You want to use the free media player that comes with your TV? Then you accept that fact that it won't be problem free.
You want problem free media playback? Then you buy a real media player like a Western Digital or something similar that actually does what it is supposed to do - play your videos correctly. -
I have a Samsung TV and it'll play pretty much anything I throw at it via USB (all the common formats). It's about four years old. Very, very occasionally, it won't play something but that's fairly rare. Nothing to do with file size though. I've played MKVs well over 10GB in size. I've never had a problem with any of my own encodes (Xvid/AVI or h264/MKV/MP4). It has a 2TB drive size limit, but no file size limit I'm aware of.
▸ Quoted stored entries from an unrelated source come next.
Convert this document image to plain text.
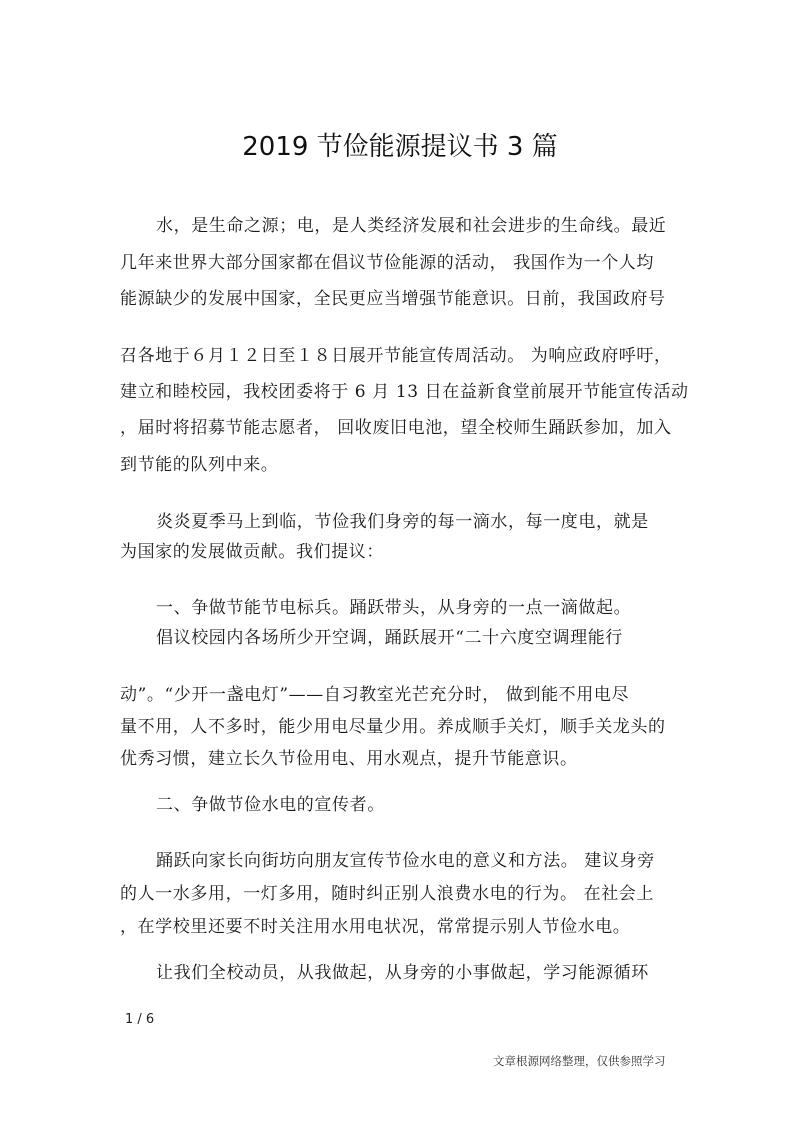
2019 节俭能源提议书 3 篇
水，是生命之源；电，是人类经济发展和社会进步的生命线。最近
几年来世界大部分国家都在倡议节俭能源的活动， 我国作为一个人均
能源缺少的发展中国家，全民更应当增强节能意识。日前，我国政府号
召各地于６月１２日至１８日展开节能宣传周活动。 为响应政府呼吁，
建立和睦校园，我校团委将于 6 月 13 日在益新食堂前展开节能宣传活动
，届时将招募节能志愿者， 回收废旧电池，望全校师生踊跃参加，加入
到节能的队列中来。
炎炎夏季马上到临，节俭我们身旁的每一滴水，每一度电，就是
为国家的发展做贡献。我们提议：
一、争做节能节电标兵。踊跃带头，从身旁的一点一滴做起。
倡议校园内各场所少开空调，踊跃展开“二十六度空调理能行
动”。“少开一盏电灯”——自习教室光芒充分时， 做到能不用电尽
量不用，人不多时，能少用电尽量少用。养成顺手关灯，顺手关龙头的
优秀习惯，建立长久节俭用电、用水观点，提升节能意识。
二、争做节俭水电的宣传者。
踊跃向家长向街坊向朋友宣传节俭水电的意义和方法。 建议身旁
的人一水多用，一灯多用，随时纠正别人浪费水电的行为。 在社会上
，在学校里还要不时关注用水用电状况，常常提示别人节俭水电。
让我们全校动员，从我做起，从身旁的小事做起，学习能源循环
1 / 6
文章根源网络整理，仅供参照学习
The next thing to try might be to split one of the problem files in half. You can do that with MKVMergeGUI (it'll open various file types and remux them as MKV). MKVMergeGUI has splitting options under the Global tab. If a file that won't play to the end does play okay after you've split it in half, then the TV must have some sort of file size/length limitation. It'd be a tad annoying to have to split files before transferring them to a USB drive, although it's not hard and doesn't take long. -
thank you for your contributions.
Like you said, problem seems to be the TV itself, his firmware or others parts and components, I can't know exactly what.
In any case I'll fall back on the solution that has always worked carefree and not complicated.
I liked the TVs of the brand Samsung because it plays a very large number of files.
(That's what I loved about my own, before discovering the problem on this topic)
At a friend's home, he is still annoyed because his TV (another brand) is very limited for file playback, sometimes it makes him "unable to read this file"
I conclude, in case if people having the same problem seeing this topic here.
I guess I would not find a solution currently. I'll get around the problem.
I'll plug my laptop with my TV through an HDMI cable and play the video from my computer.
I already have used this method with my family, to look at photos directly on TV from the computer.